The Embolos ran away uphill in front of them, the smooth, white base of a vertiginous ravine of buildings climbing the slopes on either side. Now there was activity along its length. Precariously up ladders, men fixed swags of flowers from pillar to pillar, garlanded the many, many statues. Others were bringing out small, portable altars, readying the incense and wine, kindling the fires. The air already shimmered above some of them.
All the Ephesians were taking pains over this festival, none more so than the members of the Boule. The four hundred and fifty or so rich men who served on the city council had paid for the flowers that festooned all the streets and porticos. They had paid for the frankincense and wine the ordinary citizens would offer as the procession passed, and the much greater quantities of wine they would drink when it was gone. It had cost a great deal – Ephesus was a large and populous city. Yet it might prove worth every obol. The city had been on the wrong side in the latest civil war. The year before, it had supported Macrianus and Quietus against Gallienus. Of course, it had had no real choice. But that had not always helped in similar circumstances when the winner was feeling vengeful, or simply short of funds. If imperial displeasure fell on the city, it would fall on the members of the Boule. Rich and prominent, serving for life, there was no way they could escape notice.

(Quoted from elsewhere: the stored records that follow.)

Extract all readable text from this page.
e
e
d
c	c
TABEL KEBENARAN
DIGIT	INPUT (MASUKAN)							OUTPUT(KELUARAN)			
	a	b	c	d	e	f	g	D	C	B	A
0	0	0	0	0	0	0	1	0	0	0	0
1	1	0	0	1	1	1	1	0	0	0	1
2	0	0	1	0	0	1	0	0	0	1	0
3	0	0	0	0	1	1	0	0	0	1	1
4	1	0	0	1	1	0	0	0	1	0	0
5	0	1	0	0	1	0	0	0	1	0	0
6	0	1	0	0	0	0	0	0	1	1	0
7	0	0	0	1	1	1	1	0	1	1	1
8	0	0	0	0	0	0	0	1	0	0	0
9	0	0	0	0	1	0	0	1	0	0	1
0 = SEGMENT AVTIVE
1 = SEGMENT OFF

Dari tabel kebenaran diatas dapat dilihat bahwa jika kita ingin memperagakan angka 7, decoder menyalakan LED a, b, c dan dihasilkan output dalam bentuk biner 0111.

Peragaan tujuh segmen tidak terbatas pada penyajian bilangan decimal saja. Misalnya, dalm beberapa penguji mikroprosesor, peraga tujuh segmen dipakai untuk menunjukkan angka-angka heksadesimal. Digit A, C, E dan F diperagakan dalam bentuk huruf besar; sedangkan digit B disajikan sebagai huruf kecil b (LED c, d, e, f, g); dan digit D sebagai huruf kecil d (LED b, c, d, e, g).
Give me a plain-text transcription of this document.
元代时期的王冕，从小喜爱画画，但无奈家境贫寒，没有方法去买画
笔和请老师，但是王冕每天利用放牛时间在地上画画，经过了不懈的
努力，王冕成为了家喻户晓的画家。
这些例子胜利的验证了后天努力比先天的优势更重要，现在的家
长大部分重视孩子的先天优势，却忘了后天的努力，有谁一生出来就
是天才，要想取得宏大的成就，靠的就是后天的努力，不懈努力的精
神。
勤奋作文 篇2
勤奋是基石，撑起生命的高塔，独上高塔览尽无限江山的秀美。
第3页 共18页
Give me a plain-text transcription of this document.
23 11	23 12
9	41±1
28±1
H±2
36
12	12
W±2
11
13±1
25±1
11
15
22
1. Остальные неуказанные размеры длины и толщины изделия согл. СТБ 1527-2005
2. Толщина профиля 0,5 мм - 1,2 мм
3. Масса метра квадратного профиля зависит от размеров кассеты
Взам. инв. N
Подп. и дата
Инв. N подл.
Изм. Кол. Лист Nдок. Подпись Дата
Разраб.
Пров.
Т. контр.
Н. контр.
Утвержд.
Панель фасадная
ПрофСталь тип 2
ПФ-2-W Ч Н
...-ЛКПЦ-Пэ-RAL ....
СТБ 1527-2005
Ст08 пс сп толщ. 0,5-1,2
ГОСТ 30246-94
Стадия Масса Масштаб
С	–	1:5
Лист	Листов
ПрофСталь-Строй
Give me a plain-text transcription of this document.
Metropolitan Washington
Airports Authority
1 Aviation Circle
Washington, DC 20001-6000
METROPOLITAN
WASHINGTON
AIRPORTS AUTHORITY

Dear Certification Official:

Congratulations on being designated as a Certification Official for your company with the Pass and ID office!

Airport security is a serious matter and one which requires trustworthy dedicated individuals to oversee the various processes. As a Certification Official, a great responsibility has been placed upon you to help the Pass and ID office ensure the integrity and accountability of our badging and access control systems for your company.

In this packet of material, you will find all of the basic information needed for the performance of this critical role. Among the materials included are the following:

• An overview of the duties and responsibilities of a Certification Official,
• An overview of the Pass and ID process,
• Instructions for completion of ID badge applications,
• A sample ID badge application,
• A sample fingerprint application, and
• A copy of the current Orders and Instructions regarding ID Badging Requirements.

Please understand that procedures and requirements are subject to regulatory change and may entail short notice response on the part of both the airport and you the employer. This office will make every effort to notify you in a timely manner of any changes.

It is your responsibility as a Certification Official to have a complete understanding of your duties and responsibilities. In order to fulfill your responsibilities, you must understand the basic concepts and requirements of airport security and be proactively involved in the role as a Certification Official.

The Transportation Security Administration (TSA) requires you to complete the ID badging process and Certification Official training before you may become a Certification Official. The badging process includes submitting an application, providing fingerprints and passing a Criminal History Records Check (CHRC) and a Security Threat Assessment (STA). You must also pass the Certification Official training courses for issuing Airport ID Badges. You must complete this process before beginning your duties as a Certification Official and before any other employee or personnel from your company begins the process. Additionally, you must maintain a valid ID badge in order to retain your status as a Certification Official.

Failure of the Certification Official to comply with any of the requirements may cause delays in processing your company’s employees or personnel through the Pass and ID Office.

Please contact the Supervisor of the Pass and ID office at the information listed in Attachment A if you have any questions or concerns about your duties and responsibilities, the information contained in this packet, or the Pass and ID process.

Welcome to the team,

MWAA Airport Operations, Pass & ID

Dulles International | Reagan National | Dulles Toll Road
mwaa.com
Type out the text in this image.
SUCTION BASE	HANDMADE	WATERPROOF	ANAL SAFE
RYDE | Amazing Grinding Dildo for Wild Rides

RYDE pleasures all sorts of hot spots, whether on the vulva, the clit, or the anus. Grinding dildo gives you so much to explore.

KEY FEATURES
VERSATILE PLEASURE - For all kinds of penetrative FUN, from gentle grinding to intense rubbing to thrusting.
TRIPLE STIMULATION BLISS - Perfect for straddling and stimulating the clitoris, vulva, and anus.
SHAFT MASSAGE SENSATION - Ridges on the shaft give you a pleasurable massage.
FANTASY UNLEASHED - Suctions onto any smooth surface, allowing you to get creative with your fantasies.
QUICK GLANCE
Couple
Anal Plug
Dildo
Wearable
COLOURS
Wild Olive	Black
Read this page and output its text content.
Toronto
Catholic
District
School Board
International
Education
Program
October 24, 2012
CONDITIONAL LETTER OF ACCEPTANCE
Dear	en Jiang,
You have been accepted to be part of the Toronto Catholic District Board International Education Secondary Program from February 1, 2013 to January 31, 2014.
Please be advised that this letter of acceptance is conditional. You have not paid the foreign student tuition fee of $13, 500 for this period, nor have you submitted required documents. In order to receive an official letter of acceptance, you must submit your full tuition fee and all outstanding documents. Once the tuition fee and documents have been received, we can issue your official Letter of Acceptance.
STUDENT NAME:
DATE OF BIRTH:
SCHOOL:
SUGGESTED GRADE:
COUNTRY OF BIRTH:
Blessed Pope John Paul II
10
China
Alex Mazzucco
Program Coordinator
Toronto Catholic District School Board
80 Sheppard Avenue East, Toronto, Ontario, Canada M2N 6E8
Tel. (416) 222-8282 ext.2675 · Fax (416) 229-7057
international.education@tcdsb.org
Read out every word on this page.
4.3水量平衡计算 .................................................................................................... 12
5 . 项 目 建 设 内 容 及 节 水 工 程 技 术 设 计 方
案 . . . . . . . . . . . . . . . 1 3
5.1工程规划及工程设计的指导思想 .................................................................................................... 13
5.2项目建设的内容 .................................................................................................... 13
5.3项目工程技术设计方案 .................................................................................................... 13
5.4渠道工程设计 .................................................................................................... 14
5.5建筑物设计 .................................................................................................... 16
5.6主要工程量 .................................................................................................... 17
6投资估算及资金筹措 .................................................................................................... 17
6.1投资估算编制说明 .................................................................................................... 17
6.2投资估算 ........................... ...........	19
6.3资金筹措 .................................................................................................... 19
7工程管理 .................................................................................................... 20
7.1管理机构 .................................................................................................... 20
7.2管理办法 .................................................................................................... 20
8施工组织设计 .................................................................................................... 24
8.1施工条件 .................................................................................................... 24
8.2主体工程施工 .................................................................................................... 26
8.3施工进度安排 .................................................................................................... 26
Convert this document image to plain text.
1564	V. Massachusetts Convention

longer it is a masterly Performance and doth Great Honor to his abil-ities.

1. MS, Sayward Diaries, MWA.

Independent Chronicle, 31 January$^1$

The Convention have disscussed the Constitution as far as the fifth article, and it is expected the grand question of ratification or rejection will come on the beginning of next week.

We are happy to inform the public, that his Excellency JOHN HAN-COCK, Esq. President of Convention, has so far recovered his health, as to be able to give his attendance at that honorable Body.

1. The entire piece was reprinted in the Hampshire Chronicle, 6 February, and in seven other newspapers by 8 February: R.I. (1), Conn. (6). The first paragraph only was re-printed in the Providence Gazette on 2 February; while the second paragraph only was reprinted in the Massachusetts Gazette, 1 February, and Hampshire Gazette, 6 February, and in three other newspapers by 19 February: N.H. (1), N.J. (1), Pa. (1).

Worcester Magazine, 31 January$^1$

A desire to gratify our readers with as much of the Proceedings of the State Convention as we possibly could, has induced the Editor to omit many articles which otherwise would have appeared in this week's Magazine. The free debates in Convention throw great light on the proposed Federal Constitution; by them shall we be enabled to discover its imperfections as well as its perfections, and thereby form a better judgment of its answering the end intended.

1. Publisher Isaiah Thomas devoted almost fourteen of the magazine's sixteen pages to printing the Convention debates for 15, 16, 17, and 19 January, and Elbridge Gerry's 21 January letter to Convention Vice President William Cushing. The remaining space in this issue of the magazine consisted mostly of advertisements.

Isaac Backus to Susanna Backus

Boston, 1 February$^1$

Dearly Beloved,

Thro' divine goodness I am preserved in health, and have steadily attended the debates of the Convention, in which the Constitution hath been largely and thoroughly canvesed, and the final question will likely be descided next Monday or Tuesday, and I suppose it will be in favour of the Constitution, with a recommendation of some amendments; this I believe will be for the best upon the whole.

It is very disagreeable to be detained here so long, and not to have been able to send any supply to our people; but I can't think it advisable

No one had more reason to be generous than the current asiarch in charge of the day’s festival. As high priest of the imperial cult in Ephesus, the metropolis of the province of Asia, Gaius Valerius Festus could not be more prominent. He was one of the very richest men in the city. Recently, he had pledged a fortune to dredge the harbour. He had been one of those whose homes had been deemed palatial enough to entertain the pretender Macrianus and his father when they travelled through on their way to the west to meet their fate. To add to his sensitivity, his brother was a Christian. The deviant brother had disappeared from jail and had been in hiding abroad for more than two years. He had reappeared shortly after the fall of Quietus. The emperor Gallienus was known to be extraordinarily relaxed about such things, but the family reunion had caused no great pleasure in the soul of the asiarch. It was no wonder Gaius Valerius Festus had invested a huge sum in the festival: choirs, musicians, several leading sophists – and the gods knew they did not come cheap – and a whole herd of oxen to be sacrificed and provide a roast meal for everyone in the city.